Everyone must start to have moments like these in their mid-30s. These are mine. And it’s all true – every word.
- I asked for a nosehair trimmer for Christmas. I got a nosehair trimmer for Christmas. I love my nosehair trimmer.
- 80% of my gifts this year were sweaters (20% nosehair trimmers,) and I was perfectly ecstatic about that.
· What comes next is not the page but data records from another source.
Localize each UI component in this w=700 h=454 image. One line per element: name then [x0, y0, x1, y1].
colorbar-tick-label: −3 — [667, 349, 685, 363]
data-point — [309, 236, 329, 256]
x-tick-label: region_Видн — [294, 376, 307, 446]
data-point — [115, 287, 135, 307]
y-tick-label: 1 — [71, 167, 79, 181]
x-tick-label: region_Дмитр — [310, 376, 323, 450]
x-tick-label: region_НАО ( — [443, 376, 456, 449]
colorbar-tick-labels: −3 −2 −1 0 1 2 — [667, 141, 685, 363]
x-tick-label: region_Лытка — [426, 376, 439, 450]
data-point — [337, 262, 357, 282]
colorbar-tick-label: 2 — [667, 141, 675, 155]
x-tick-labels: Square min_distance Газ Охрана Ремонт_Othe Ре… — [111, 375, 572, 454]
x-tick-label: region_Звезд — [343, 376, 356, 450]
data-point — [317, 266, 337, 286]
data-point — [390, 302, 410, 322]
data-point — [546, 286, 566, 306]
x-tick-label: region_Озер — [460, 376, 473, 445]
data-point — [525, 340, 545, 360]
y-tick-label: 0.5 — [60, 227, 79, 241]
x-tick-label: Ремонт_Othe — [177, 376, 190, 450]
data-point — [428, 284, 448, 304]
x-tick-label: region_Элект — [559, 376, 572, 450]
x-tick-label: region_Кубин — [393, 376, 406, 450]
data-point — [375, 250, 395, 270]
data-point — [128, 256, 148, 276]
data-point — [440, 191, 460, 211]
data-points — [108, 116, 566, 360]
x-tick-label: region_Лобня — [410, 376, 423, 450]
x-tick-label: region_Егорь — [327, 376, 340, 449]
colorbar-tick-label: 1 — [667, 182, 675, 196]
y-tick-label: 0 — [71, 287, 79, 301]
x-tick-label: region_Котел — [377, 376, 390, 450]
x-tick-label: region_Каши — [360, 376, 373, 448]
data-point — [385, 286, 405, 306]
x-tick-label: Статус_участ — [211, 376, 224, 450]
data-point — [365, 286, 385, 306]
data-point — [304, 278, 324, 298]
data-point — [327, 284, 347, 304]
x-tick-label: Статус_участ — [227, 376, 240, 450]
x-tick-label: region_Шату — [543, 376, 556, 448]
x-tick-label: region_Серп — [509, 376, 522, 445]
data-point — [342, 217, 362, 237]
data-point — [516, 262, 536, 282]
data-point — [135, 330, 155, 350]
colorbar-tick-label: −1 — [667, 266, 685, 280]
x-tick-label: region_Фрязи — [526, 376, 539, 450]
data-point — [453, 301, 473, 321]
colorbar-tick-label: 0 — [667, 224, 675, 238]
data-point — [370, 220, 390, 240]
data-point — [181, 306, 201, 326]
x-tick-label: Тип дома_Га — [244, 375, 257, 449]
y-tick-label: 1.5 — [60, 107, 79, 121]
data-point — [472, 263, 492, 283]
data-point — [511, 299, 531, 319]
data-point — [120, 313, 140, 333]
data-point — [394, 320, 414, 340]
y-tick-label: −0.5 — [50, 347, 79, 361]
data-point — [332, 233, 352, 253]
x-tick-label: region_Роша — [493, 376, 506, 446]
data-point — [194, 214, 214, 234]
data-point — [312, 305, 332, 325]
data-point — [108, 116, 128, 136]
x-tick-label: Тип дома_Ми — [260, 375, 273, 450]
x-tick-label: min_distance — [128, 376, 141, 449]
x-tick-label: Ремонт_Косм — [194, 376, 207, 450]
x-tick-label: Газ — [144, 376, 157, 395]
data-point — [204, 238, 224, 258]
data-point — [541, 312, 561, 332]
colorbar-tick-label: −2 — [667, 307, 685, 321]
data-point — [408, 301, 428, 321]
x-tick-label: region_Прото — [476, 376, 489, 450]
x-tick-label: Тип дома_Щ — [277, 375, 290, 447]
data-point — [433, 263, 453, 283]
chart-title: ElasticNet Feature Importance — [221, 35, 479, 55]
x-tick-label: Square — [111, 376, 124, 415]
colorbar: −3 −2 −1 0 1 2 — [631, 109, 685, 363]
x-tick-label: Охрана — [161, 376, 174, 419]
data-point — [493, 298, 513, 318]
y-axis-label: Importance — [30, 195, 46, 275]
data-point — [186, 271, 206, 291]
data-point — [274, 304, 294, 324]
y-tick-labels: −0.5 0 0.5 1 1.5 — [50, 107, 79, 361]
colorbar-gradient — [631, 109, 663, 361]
- I despise people who tailgate me. To the point of wanting to inflict grevious bodily harm. And I talk to them, in my rear view mirror. “Where’s the fucking fire?” The bastards.
- If I sleep later than 9am, even on the weekend, I hate myself for the rest of the day.
- I have a notebook full of lists with titles like “Outdoor To Dos” and “Tax Prep To Dos”. The only lists I used to maintain were of Goodfellas quotes.
- I recently purchased my first can of Metamucil. This, this was a tough one.
- In my filing cabinet, I have a folder labeled “Manuals”, full of nothing but manuals.
- I have a box in which I have started to save Christmas Cards and wedding invitations.
- The $3,000 I would have normally spent on booze in 2008 went to drywall, vapor barrier, paint, laminate flooring, a drop ceiling and a new propeller.
- A good portion of my free time is spent driving my Mother to and from the hospital, during which time we discuss little else but my To Do lists. “I’ll put it on my list, Ma. Yes, Ma.”
I’d be thrilled to hear about some of your own “Jesus, I’m disgustingly old” moments in the comments. Don’t be shy – we’re all going through it.